The IIF expects monetary and fiscal policies to remain broadly accommodative. The consolidated fiscal balance is projected to remain in small surplus through 2016 given the UAE’s relatively low fiscal break even price of $74/bbl and external current account break even price of about $60/bbl in 2014.
The recent sharp increase in the power and water tariffs are expected to lower current public spending, while the real non-hydrocarbon GDP growth would remain strong at 4.8 per cent in 2015. The relatively low fiscal and external current account break-even prices of oil and ample foreign assets will enable the UAE to maintain its high level of spending on infrastructure and major projects and this will support growth in credit by banks. About $700 billion worth of infrastructure projects are expected to be implemented over the next 15 years.

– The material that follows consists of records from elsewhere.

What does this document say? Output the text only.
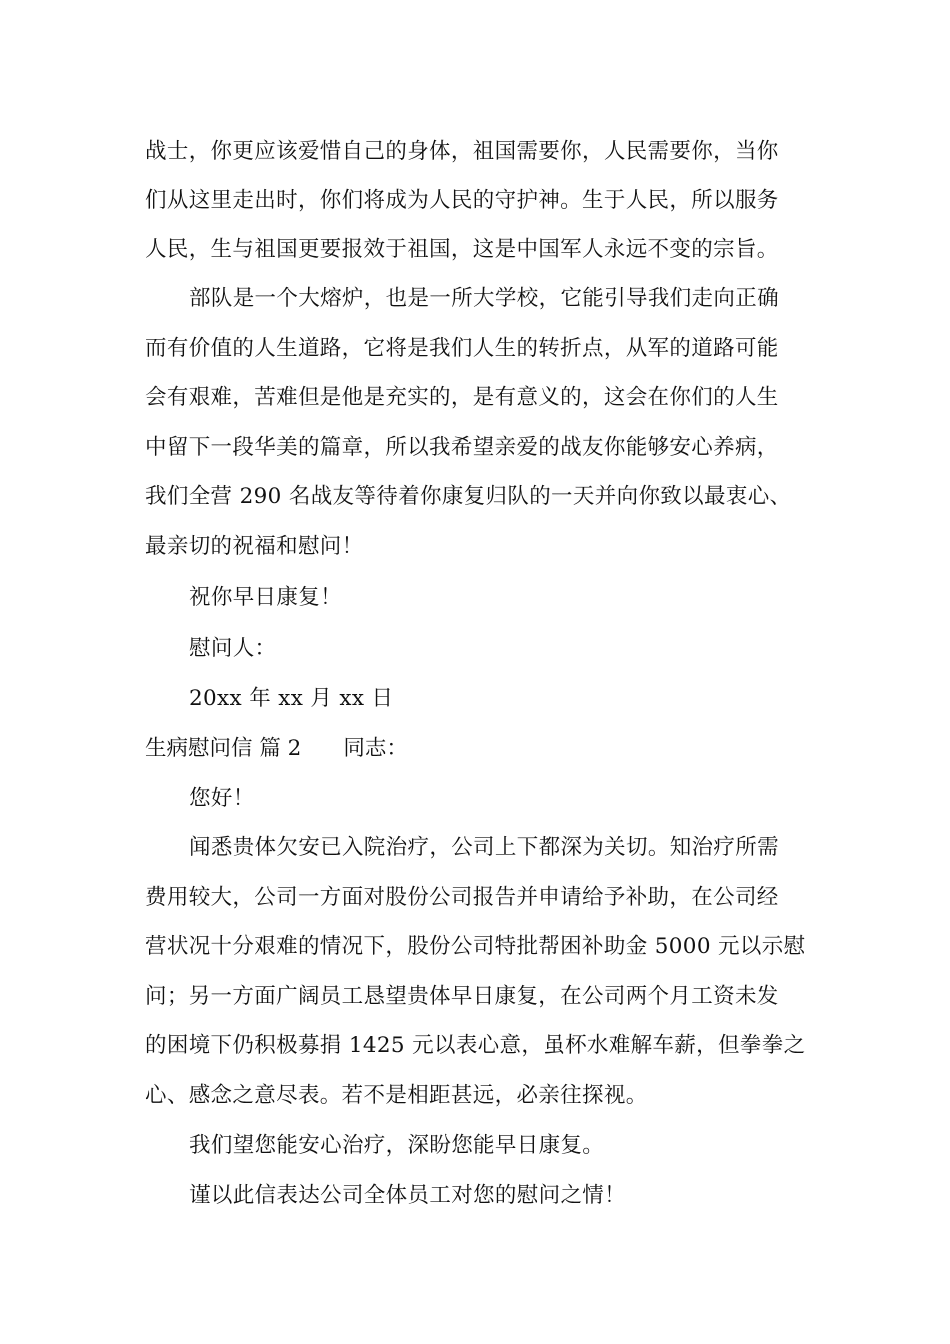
战士，你更应该爱惜自己的身体，祖国需要你，人民需要你，当你
们从这里走出时，你们将成为人民的守护神。生于人民，所以服务
人民，生与祖国更要报效于祖国，这是中国军人永远不变的宗旨。
部队是一个大熔炉，也是一所大学校，它能引导我们走向正确
而有价值的人生道路，它将是我们人生的转折点，从军的道路可能
会有艰难，苦难但是他是充实的，是有意义的，这会在你们的人生
中留下一段华美的篇章，所以我希望亲爱的战友你能够安心养病，
我们全营 290 名战友等待着你康复归队的一天并向你致以最衷心、
最亲切的祝福和慰问！
祝你早日康复！
慰问人：
20xx 年 xx 月 xx 日
生病慰问信 篇 2 同志：
您好！
闻悉贵体欠安已入院治疗，公司上下都深为关切。知治疗所需
费用较大，公司一方面对股份公司报告并申请给予补助，在公司经
营状况十分艰难的情况下，股份公司特批帮困补助金 5000 元以示慰
问；另一方面广阔员工恳望贵体早日康复，在公司两个月工资未发
的困境下仍积极募捐 1425 元以表心意，虽杯水难解车薪，但拳拳之
心、感念之意尽表。若不是相距甚远，必亲往探视。
我们望您能安心治疗，深盼您能早日康复。
谨以此信表达公司全体员工对您的慰问之情！
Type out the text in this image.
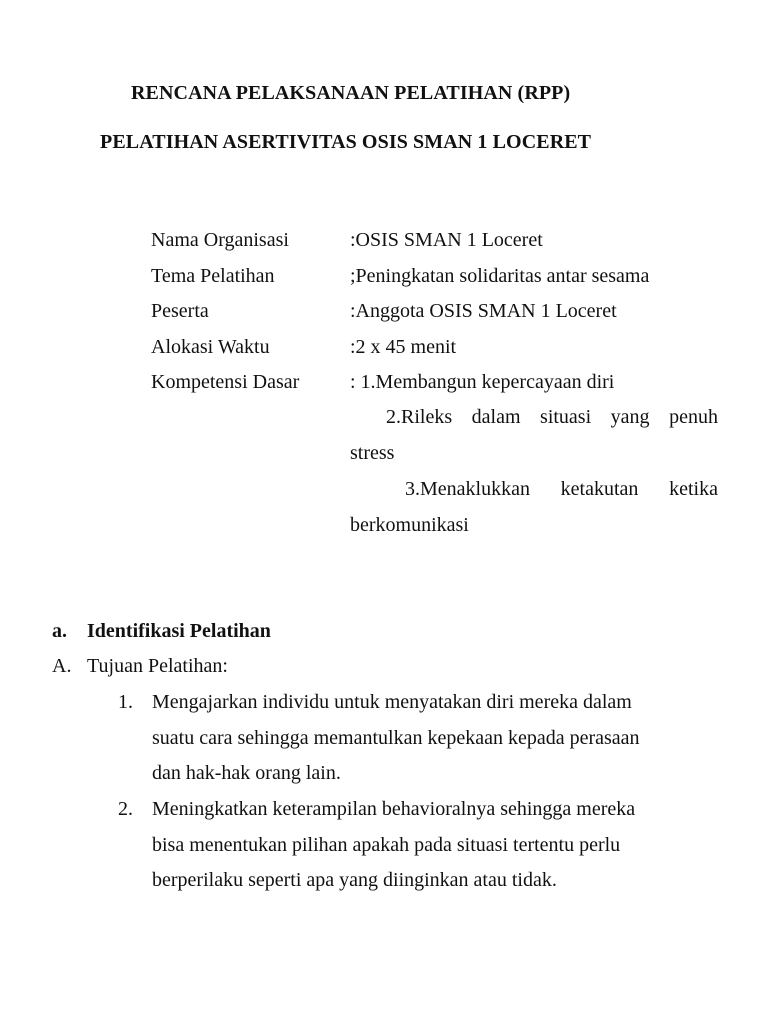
RENCANA PELAKSANAAN PELATIHAN (RPP)
PELATIHAN ASERTIVITAS OSIS SMAN 1 LOCERET
Nama Organisasi	:OSIS SMAN 1 Loceret
Tema Pelatihan	;Peningkatan solidaritas antar sesama
Peserta	:Anggota OSIS SMAN 1 Loceret
Alokasi Waktu	:2 x 45 menit
Kompetensi Dasar	: 1.Membangun kepercayaan diri
2.Rileks dalam situasi yang penuh
stress
3.Menaklukkan ketakutan ketika
berkomunikasi
a. Identifikasi Pelatihan
A. Tujuan Pelatihan:
1. Mengajarkan individu untuk menyatakan diri mereka dalam
suatu cara sehingga memantulkan kepekaan kepada perasaan
dan hak-hak orang lain.
2. Meningkatkan keterampilan behavioralnya sehingga mereka
bisa menentukan pilihan apakah pada situasi tertentu perlu
berperilaku seperti apa yang diinginkan atau tidak.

Abu Dhabi is expected to continue to make significant investment in the oil and gas industries. The completion of major projects (including Dubai Metro and Al-Maktoum International airport in Jebel Ali) and the preparations to host the World Expo 2020 should keep growth in Dubai around 5 per cent in the coming years.
The UAE banks are amply capitalised, liquid, provisioned and with stable profits, reflecting prudent regulation by the central bank in recent years. The dollar peg is fairly secure. Unlike in 2009, there does not appear to have been any withdrawal of deposits from foreign institutions.